First, our target market is the end-users of domestic fuel which is virtually every household in Nigeria! That is a huge market by every standard. To your point about the opportunity inherent, I think every human being is rational and once they are exposed to a product that is cheaper and safer, they are most likely to make a purchasing decision. Thousands of people die of kerosene and gas explosions every year. What we are offering is something much safer and a lot cheaper, so I’m confident that the opportunities are limitless.

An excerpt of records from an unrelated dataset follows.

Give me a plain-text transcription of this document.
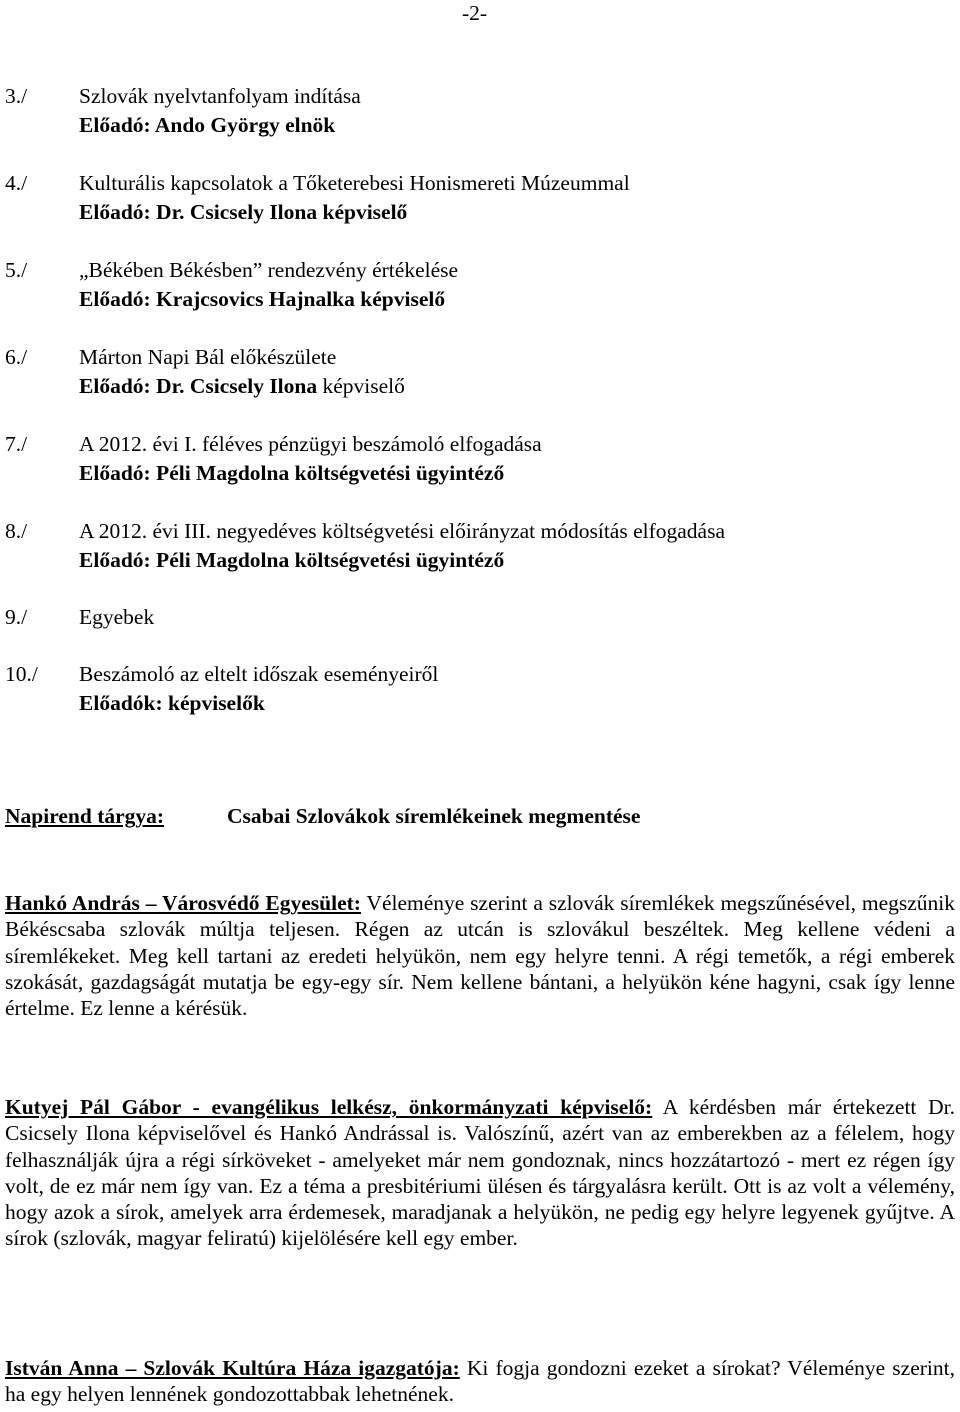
-2-
3./ Szlovák nyelvtanfolyam indítása
Előadó: Ando György elnök
4./ Kulturális kapcsolatok a Tőketerebesi Honismereti Múzeummal
Előadó: Dr. Csicsely Ilona képviselő
5./ „Békében Békésben” rendezvény értékelése
Előadó: Krajcsovics Hajnalka képviselő
6./ Márton Napi Bál előkészülete
Előadó: Dr. Csicsely Ilona képviselő
7./ A 2012. évi I. féléves pénzügyi beszámoló elfogadása
Előadó: Péli Magdolna költségvetési ügyintéző
8./ A 2012. évi III. negyedéves költségvetési előirányzat módosítás elfogadása
Előadó: Péli Magdolna költségvetési ügyintéző
9./ Egyebek
10./ Beszámoló az eltelt időszak eseményeiről
Előadók: képviselők
Napirend tárgya:	Csabai Szlovákok síremlékeinek megmentése
Hankó András – Városvédő Egyesület: Véleménye szerint a szlovák síremlékek megszűnésével, megszűnik Békéscsaba szlovák múltja teljesen. Régen az utcán is szlovákul beszéltek. Meg kellene védeni a síremlékeket. Meg kell tartani az eredeti helyükön, nem egy helyre tenni. A régi temetők, a régi emberek szokását, gazdagságát mutatja be egy-egy sír. Nem kellene bántani, a helyükön kéne hagyni, csak így lenne értelme. Ez lenne a kérésük.
Kutyej Pál Gábor - evangélikus lelkész, önkormányzati képviselő: A kérdésben már értekezett Dr. Csicsely Ilona képviselővel és Hankó Andrással is. Valószínű, azért van az emberekben az a félelem, hogy felhasználják újra a régi sírköveket - amelyeket már nem gondoznak, nincs hozzátartozó - mert ez régen így volt, de ez már nem így van. Ez a téma a presbitériumi ülésen és tárgyalásra került. Ott is az volt a vélemény, hogy azok a sírok, amelyek arra érdemesek, maradjanak a helyükön, ne pedig egy helyre legyenek gyűjtve. A sírok (szlovák, magyar feliratú) kijelölésére kell egy ember.
István Anna – Szlovák Kultúra Háza igazgatója: Ki fogja gondozni ezeket a sírokat? Véleménye szerint, ha egy helyen lennének gondozottabbak lehetnének.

Do you have any plans to expand soon?
We’re investing in what is known as micro-distilleries. This allows for easy expansion of our operations in that we can easily set up more operations as and when we acquire suitable land for crop cultivation. For example, if we acquire land say a hundred kilometers from our current site, we would not need to worry about the logistics involved in getting the feedstock to a distillery that’s located a hundred kilometers away. This is why through extensive research, we decided to invest in micro-distilleries as opposed to big ones which will end up being underutilized because of the problems involved in getting the feedstock to it from farms that are situated in different areas.
More so, during fractional distillation (the method involved in the production of ethanol), several different purities or grades of ethanol are produced. One of them is pharmaceutical ethanol. This can be sold to pharmaceutical companies in the production of medical drugs. The gases produced during the fermentation process in production are also sold off to producers of carbonated drinks (fizzy drinks). These are some of the areas we will be expanding shortly.
We’re also working on developing a completely zero-waste process where the farm and the plant become self-sufficient. A process where virtually nothing goes to waste from cultivating the crops right to the end product of extracting ethanol.
How many people do you employ?
At the moment, the company employs 10 permanent staff in administrative positions, 5 other permanent staff in the farm and factory operations, and depending on where we are in the crop cycle, up to 1500 casual laborers.